Utah Economist: Inflation Spike Is Temporary
SALT LAKE CITY – We’ve all felt the pain of the recent spike of inflation every time we’ve taken out our wallets. KSL-TV spoke with an economist from the U who said in order to understand what’s happening with inflation, you have to look to the pandemic and beyond.
“Why are we seeing this impact out there in the economy and what’s the appropriate response to that particular impact which may be unlike anything we’ve seen in the last 100 years,” said Phil Dean, public finance senior fellow at the University of Utah Gardner Institute.
Dean said he’s never seen so much attention paid to inflation in his entire career and that the pandemic skewed the typical economic factors that might affect a normal financial cycle.
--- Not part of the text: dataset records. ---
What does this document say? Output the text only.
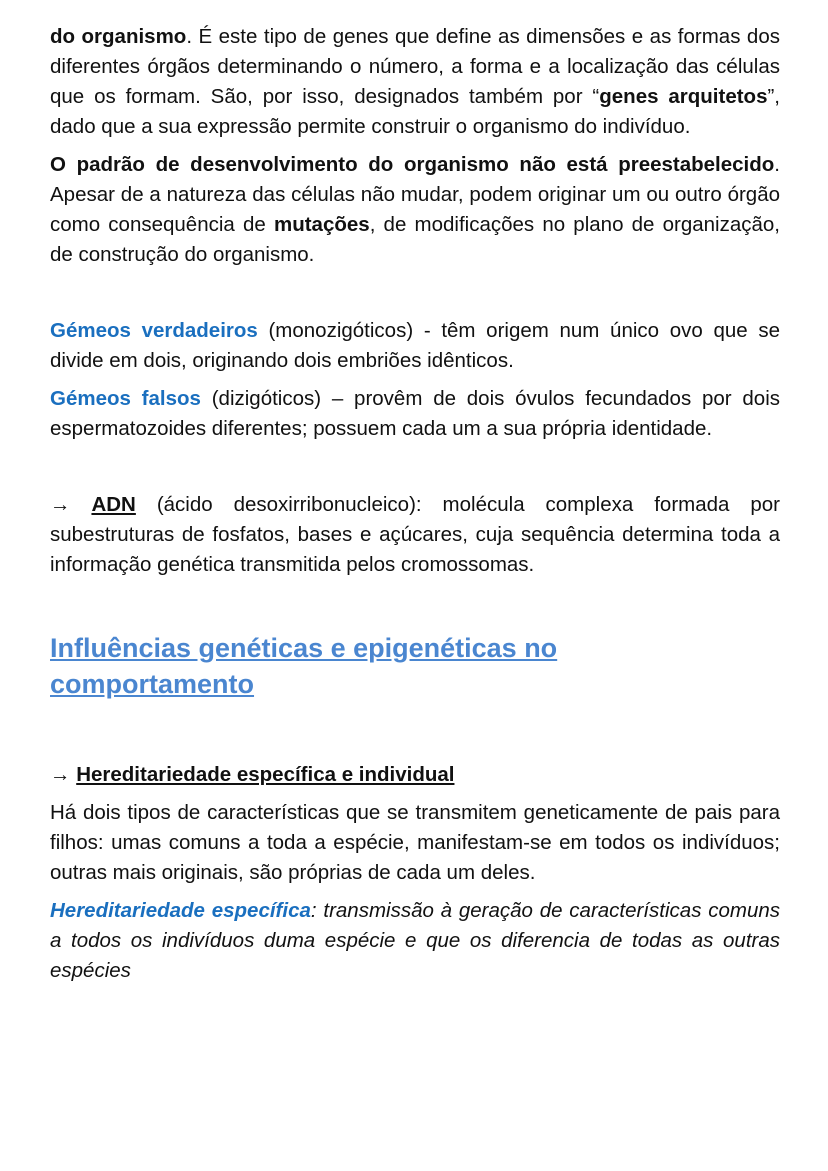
do organismo. É este tipo de genes que define as dimensões e as formas dos diferentes órgãos determinando o número, a forma e a localização das células que os formam. São, por isso, designados também por “genes arquitetos”, dado que a sua expressão permite construir o organismo do indivíduo.

O padrão de desenvolvimento do organismo não está preestabelecido. Apesar de a natureza das células não mudar, podem originar um ou outro órgão como consequência de mutações, de modificações no plano de organização, de construção do organismo.

Gémeos verdadeiros (monozigóticos) - têm origem num único ovo que se divide em dois, originando dois embriões idênticos.

Gémeos falsos (dizigóticos) – provêm de dois óvulos fecundados por dois espermatozoides diferentes; possuem cada um a sua própria identidade.

→ ADN (ácido desoxirribonucleico): molécula complexa formada por subestruturas de fosfatos, bases e açúcares, cuja sequência determina toda a informação genética transmitida pelos cromossomas.

Influências genéticas e epigenéticas no comportamento

→ Hereditariedade específica e individual

Há dois tipos de características que se transmitem geneticamente de pais para filhos: umas comuns a toda a espécie, manifestam-se em todos os indivíduos; outras mais originais, são próprias de cada um deles.

Hereditariedade específica: transmissão à geração de características comuns a todos os indivíduos duma espécie e que os diferencia de todas as outras espécies
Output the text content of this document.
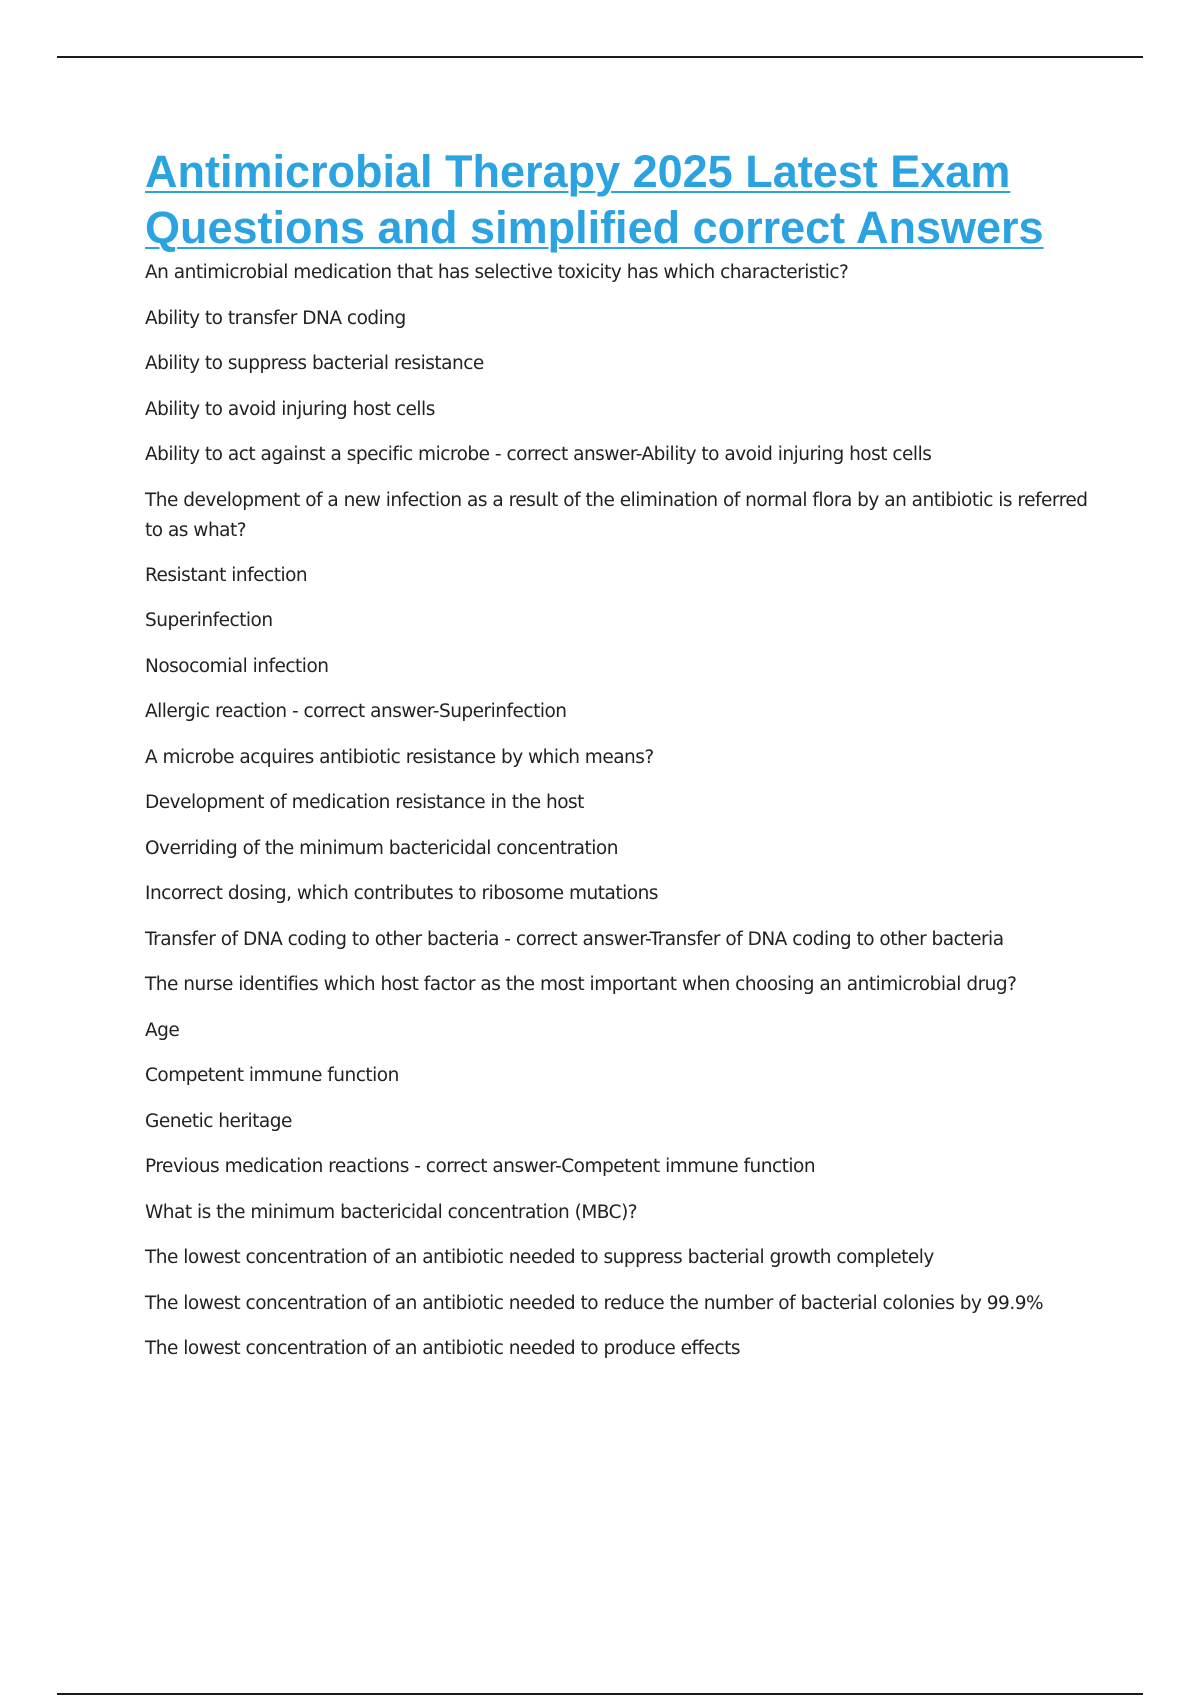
Antimicrobial Therapy 2025 Latest Exam Questions and simplified correct Answers
An antimicrobial medication that has selective toxicity has which characteristic?
Ability to transfer DNA coding
Ability to suppress bacterial resistance
Ability to avoid injuring host cells
Ability to act against a specific microbe - correct answer-Ability to avoid injuring host cells
The development of a new infection as a result of the elimination of normal flora by an antibiotic is referred to as what?
Resistant infection
Superinfection
Nosocomial infection
Allergic reaction - correct answer-Superinfection
A microbe acquires antibiotic resistance by which means?
Development of medication resistance in the host
Overriding of the minimum bactericidal concentration
Incorrect dosing, which contributes to ribosome mutations
Transfer of DNA coding to other bacteria - correct answer-Transfer of DNA coding to other bacteria
The nurse identifies which host factor as the most important when choosing an antimicrobial drug?
Age
Competent immune function
Genetic heritage
Previous medication reactions - correct answer-Competent immune function
What is the minimum bactericidal concentration (MBC)?
The lowest concentration of an antibiotic needed to suppress bacterial growth completely
The lowest concentration of an antibiotic needed to reduce the number of bacterial colonies by 99.9%
The lowest concentration of an antibiotic needed to produce effects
“Fundamentally, the economy is all of us, right? It’s all of us going out and making decisions and it’s very complicated, sometimes it’s oversimplified, the whole process,” he said. “I do think policymakers can influence what happens.”
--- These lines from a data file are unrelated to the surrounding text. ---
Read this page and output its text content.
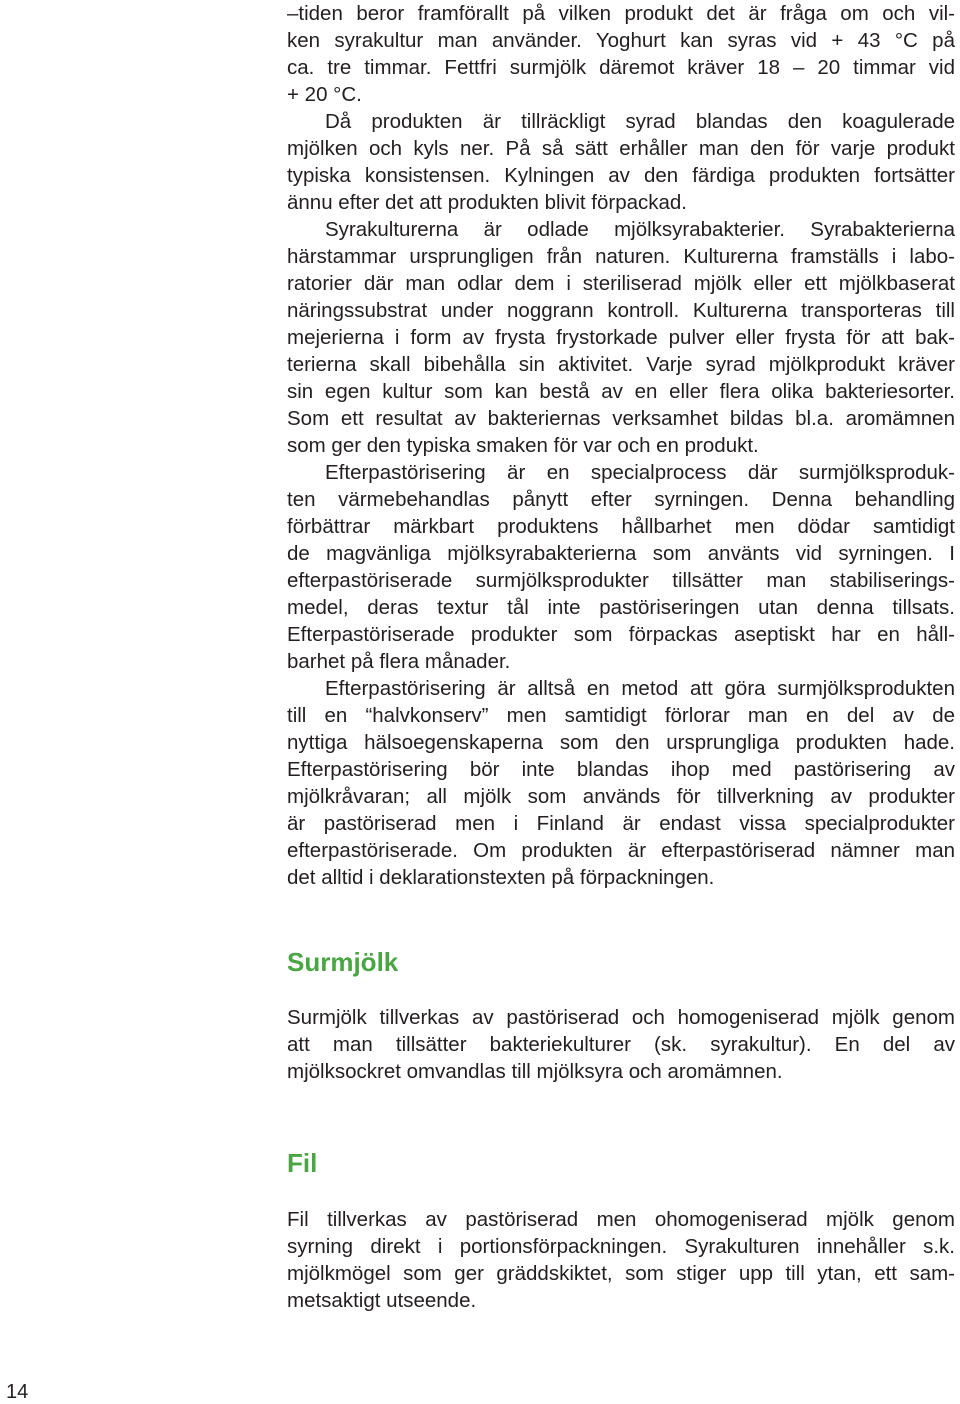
–tiden beror framförallt på vilken produkt det är fråga om och vil-
ken syrakultur man använder. Yoghurt kan syras vid + 43 °C på
ca. tre timmar. Fettfri surmjölk däremot kräver 18 – 20 timmar vid
+ 20 °C.
Då produkten är tillräckligt syrad blandas den koagulerade
mjölken och kyls ner. På så sätt erhåller man den för varje produkt
typiska konsistensen. Kylningen av den färdiga produkten fortsätter
ännu efter det att produkten blivit förpackad.
Syrakulturerna är odlade mjölksyrabakterier. Syrabakterierna
härstammar ursprungligen från naturen. Kulturerna framställs i labo-
ratorier där man odlar dem i steriliserad mjölk eller ett mjölkbaserat
näringssubstrat under noggrann kontroll. Kulturerna transporteras till
mejerierna i form av frysta frystorkade pulver eller frysta för att bak-
terierna skall bibehålla sin aktivitet. Varje syrad mjölkprodukt kräver
sin egen kultur som kan bestå av en eller flera olika bakteriesorter.
Som ett resultat av bakteriernas verksamhet bildas bl.a. aromämnen
som ger den typiska smaken för var och en produkt.
Efterpastörisering är en specialprocess där surmjölksproduk-
ten värmebehandlas pånytt efter syrningen. Denna behandling
förbättrar märkbart produktens hållbarhet men dödar samtidigt
de magvänliga mjölksyrabakterierna som använts vid syrningen. I
efterpastöriserade surmjölksprodukter tillsätter man stabiliserings-
medel, deras textur tål inte pastöriseringen utan denna tillsats.
Efterpastöriserade produkter som förpackas aseptiskt har en håll-
barhet på flera månader.
Efterpastörisering är alltså en metod att göra surmjölksprodukten
till en “halvkonserv” men samtidigt förlorar man en del av de
nyttiga hälsoegenskaperna som den ursprungliga produkten hade.
Efterpastörisering bör inte blandas ihop med pastörisering av
mjölkråvaran; all mjölk som används för tillverkning av produkter
är pastöriserad men i Finland är endast vissa specialprodukter
efterpastöriserade. Om produkten är efterpastöriserad nämner man
det alltid i deklarationstexten på förpackningen.
Surmjölk
Surmjölk tillverkas av pastöriserad och homogeniserad mjölk genom
att man tillsätter bakteriekulturer (sk. syrakultur). En del av
mjölksockret omvandlas till mjölksyra och aromämnen.
Fil
Fil tillverkas av pastöriserad men ohomogeniserad mjölk genom
syrning direkt i portionsförpackningen. Syrakulturen innehåller s.k.
mjölkmögel som ger gräddskiktet, som stiger upp till ytan, ett sam-
metsaktigt utseende.
14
That influence came in the form of the Fed who kept interests rates low and as the government pumped stimulus and tax credit funds into the marketplace.
Couple that with the pandemic, which changed our buying behavior for months, and some kinds needed to be worked out.
Dean expressed optimism that the current price spikes are temporary, and within six to nine months, he expected some normalization, if there is such a thing.
Two percent inflation, the amount prices go up every year, is the target for policymakers.
It’s expected interest rates could creep up as well, which will affect the price of goods, but Dean said the pandemic impact will work itself out.